Whether you lost your youth, your health, a parent, a friend, a job, your home, your cat or your dignity you will go through the 5 stages of grief. You’re only human. Your judgement will be impaired because of your emotional liability and your instincts muddled.
The five stages of grief are;
Denial: This can’t be true. It’s not happening. Its a mistake.
My friend died in the Dana Air crash. I spent all the next day calling his mobile number. I had read his name on the passenger list. He told when he came to Abuja on Friday and called me Sunday morning when he was leaving for the airport. When I heard about the crash I knew there was a high probability he was on that flight. I wasn’t surprised when I read his name. So why did I call his number half a dozen times the day after the crash? i was in denial.
Anger: Why did this happen? Who or what let this happen?
Our collective anger was directed at the government and the airline. The government is a convenient target for our anger. Some people direct their anger at God. “Why did you let this happen?!”. Some direct it inward. I was angry at myself for not seeing my friend on Friday night like I told him I would. I was too immersed in my work. I missed one last chance to see him and say good bye.

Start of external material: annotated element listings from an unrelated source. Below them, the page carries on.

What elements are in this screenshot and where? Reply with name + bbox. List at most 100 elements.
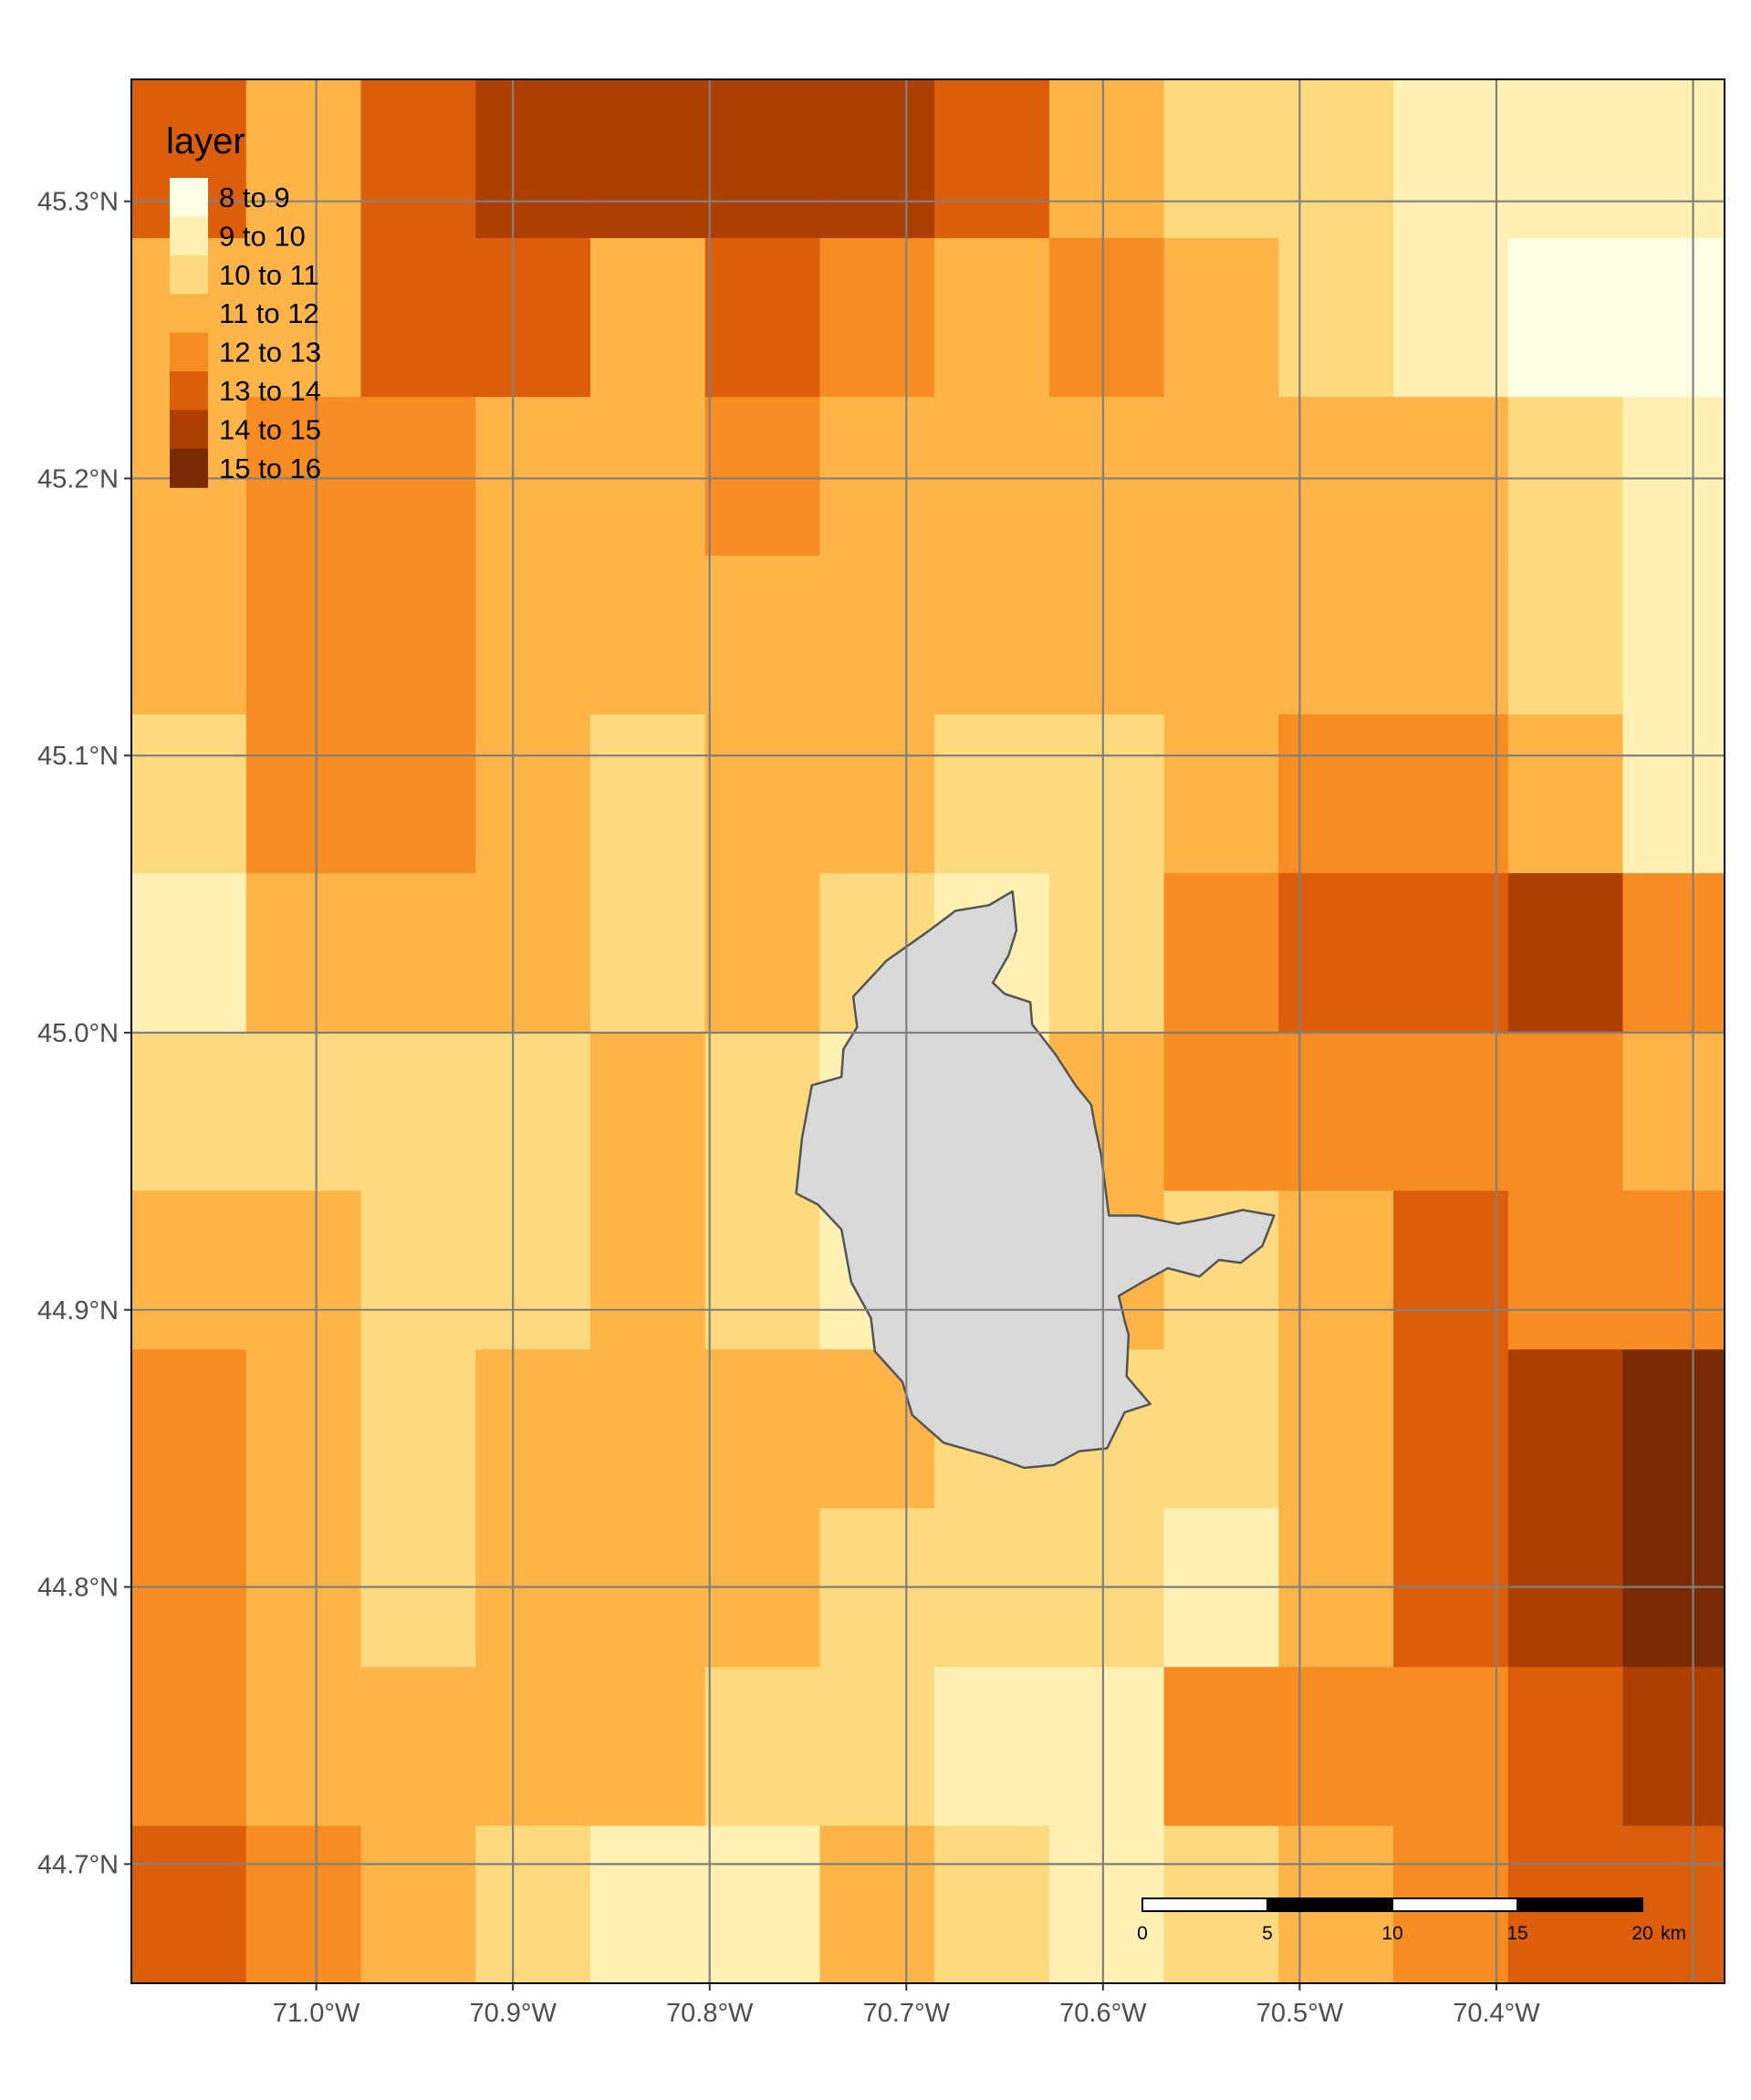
raster-cell-r3-c9 bbox=[1163, 556, 1279, 715]
raster-cell-r1-c1 bbox=[245, 238, 362, 398]
raster-cell-r1-c6 bbox=[819, 238, 935, 398]
raster-cell-r5-c12 bbox=[1507, 873, 1624, 1033]
scale-bar-segment-2 bbox=[1391, 1897, 1518, 1912]
raster-cell-r4-c1 bbox=[245, 714, 362, 874]
raster-cell-r3-c12 bbox=[1507, 556, 1624, 715]
scale-bar-unit: km bbox=[1661, 1923, 1686, 1944]
raster-cell-r4-c2 bbox=[360, 714, 476, 874]
legend-title: layer bbox=[166, 121, 245, 161]
raster-cell-r6-c1 bbox=[245, 1032, 362, 1191]
raster-cell-r6-c13 bbox=[1622, 1032, 1725, 1191]
raster-cell-r1-c2 bbox=[360, 238, 476, 398]
lake-layer bbox=[795, 889, 1276, 1470]
raster-cell-r4-c7 bbox=[934, 714, 1050, 874]
raster-cell-r3-c11 bbox=[1393, 556, 1509, 715]
raster-cell-r7-c1 bbox=[245, 1190, 362, 1350]
legend-label-2: 10 to 11 bbox=[219, 259, 319, 291]
raster-cell-r0-c10 bbox=[1278, 79, 1394, 239]
raster-cell-r10-c7 bbox=[934, 1667, 1050, 1827]
raster-cell-r2-c2 bbox=[360, 397, 476, 556]
raster-cell-r11-c7 bbox=[934, 1825, 1050, 1983]
raster-cell-r10-c3 bbox=[475, 1667, 591, 1827]
legend-swatch-7 bbox=[170, 448, 208, 488]
y-tick-label-5: 44.8°N bbox=[37, 1574, 119, 1603]
raster-cell-r1-c10 bbox=[1278, 238, 1394, 398]
raster-cell-r1-c11 bbox=[1393, 238, 1509, 398]
raster-cell-r5-c1 bbox=[245, 873, 362, 1033]
legend-label-5: 13 to 14 bbox=[219, 375, 321, 407]
x-tick-label-2: 70.8°W bbox=[666, 1999, 754, 2028]
raster-cell-r0-c11 bbox=[1393, 79, 1509, 239]
raster-cell-r1-c7 bbox=[934, 238, 1050, 398]
raster-cell-r10-c0 bbox=[131, 1667, 247, 1827]
raster-cell-r3-c0 bbox=[131, 556, 247, 715]
lake-outline bbox=[795, 889, 1276, 1470]
scale-bar-label-0: 0 bbox=[1137, 1923, 1148, 1944]
raster-cell-r10-c9 bbox=[1163, 1667, 1279, 1827]
y-tick-label-6: 44.7°N bbox=[37, 1850, 119, 1879]
legend-label-3: 11 to 12 bbox=[219, 297, 319, 329]
raster-cell-r2-c10 bbox=[1278, 397, 1394, 556]
raster-cell-r6-c4 bbox=[589, 1032, 706, 1191]
raster-cell-r0-c2 bbox=[360, 79, 476, 239]
raster-cell-r2-c7 bbox=[934, 397, 1050, 556]
raster-cell-r0-c8 bbox=[1048, 79, 1165, 239]
raster-cell-r11-c0 bbox=[131, 1825, 247, 1983]
raster-cell-r5-c4 bbox=[589, 873, 706, 1033]
raster-cell-r7-c10 bbox=[1278, 1190, 1394, 1350]
scale-bar: 0 5 10 15 20 km bbox=[1137, 1897, 1686, 1944]
raster-cell-r10-c1 bbox=[245, 1667, 362, 1827]
raster-cell-r10-c6 bbox=[819, 1667, 935, 1827]
y-tick-label-1: 45.2°N bbox=[37, 464, 119, 494]
legend-swatch-1 bbox=[170, 216, 208, 256]
raster-cell-r2-c11 bbox=[1393, 397, 1509, 556]
raster-cell-r3-c10 bbox=[1278, 556, 1394, 715]
x-tick-label-0: 71.0°W bbox=[273, 1999, 360, 2028]
raster-cell-r1-c5 bbox=[704, 238, 821, 398]
raster-cell-r3-c5 bbox=[704, 556, 821, 715]
raster-cell-r3-c13 bbox=[1622, 556, 1725, 715]
raster-cell-r7-c5 bbox=[704, 1190, 821, 1350]
raster-cell-r8-c2 bbox=[360, 1349, 476, 1509]
scale-bar-segment-3 bbox=[1516, 1897, 1643, 1912]
raster-cell-r5-c5 bbox=[704, 873, 821, 1033]
raster-cell-r2-c3 bbox=[475, 397, 591, 556]
raster-cell-r10-c10 bbox=[1278, 1667, 1394, 1827]
raster-cell-r6-c0 bbox=[131, 1032, 247, 1191]
raster-cell-r11-c3 bbox=[475, 1825, 591, 1983]
raster-cell-r4-c13 bbox=[1622, 714, 1725, 874]
raster-cell-r2-c9 bbox=[1163, 397, 1279, 556]
raster-cell-r3-c6 bbox=[819, 556, 935, 715]
raster-cell-r1-c13 bbox=[1622, 238, 1725, 398]
raster-cell-r0-c9 bbox=[1163, 79, 1279, 239]
raster-cell-r7-c12 bbox=[1507, 1190, 1624, 1350]
raster-cell-r10-c11 bbox=[1393, 1667, 1509, 1827]
raster-cell-r7-c3 bbox=[475, 1190, 591, 1350]
raster-cell-r1-c12 bbox=[1507, 238, 1624, 398]
raster-cell-r7-c2 bbox=[360, 1190, 476, 1350]
legend-label-7: 15 to 16 bbox=[219, 452, 321, 484]
raster-cell-r0-c3 bbox=[475, 79, 591, 239]
raster-cell-r7-c13 bbox=[1622, 1190, 1725, 1350]
raster-cell-r10-c2 bbox=[360, 1667, 476, 1827]
legend-swatch-0 bbox=[170, 178, 208, 217]
raster-cell-r6-c11 bbox=[1393, 1032, 1509, 1191]
raster-cell-r3-c2 bbox=[360, 556, 476, 715]
raster-cell-r7-c11 bbox=[1393, 1190, 1509, 1350]
raster-cell-r1-c3 bbox=[475, 238, 591, 398]
raster-cell-r0-c1 bbox=[245, 79, 362, 239]
scale-bar-segment-0 bbox=[1141, 1897, 1268, 1912]
raster-cell-r2-c4 bbox=[589, 397, 706, 556]
raster-cell-r5-c13 bbox=[1622, 873, 1725, 1033]
legend: layer 8 to 9 9 to 10 10 to 11 11 to 12 12 to … bbox=[166, 121, 321, 488]
raster-cell-r5-c0 bbox=[131, 873, 247, 1033]
y-tick-label-4: 44.9°N bbox=[37, 1296, 119, 1325]
legend-label-1: 9 to 10 bbox=[219, 220, 306, 252]
raster-cell-r11-c4 bbox=[589, 1825, 706, 1983]
raster-cell-r5-c8 bbox=[1048, 873, 1165, 1033]
raster-cell-r6-c2 bbox=[360, 1032, 476, 1191]
raster-cell-r10-c4 bbox=[589, 1667, 706, 1827]
legend-swatch-5 bbox=[170, 371, 208, 411]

Depression: That made me really really sad. I moped around for a while.
Bargaining: then I started ‘talking to him’. Apologising for not making more of an effort to see him because he was a very dear and valued friend and I wanted him to know that. Promising him, myself and I to tell the family and friends I love and value just how much they mean to me every chance that I get.
Acceptance: He’s gone, like all of us will go and truly none of us know the day or the hour when we too shall face ‘judgement’ day. For what more is death that each human’s judgement day.
Someone once said ‘live each day like it was your last’. Someone else replied ‘treat each person like its their last day’. You may never have another chance to say – I love you friend.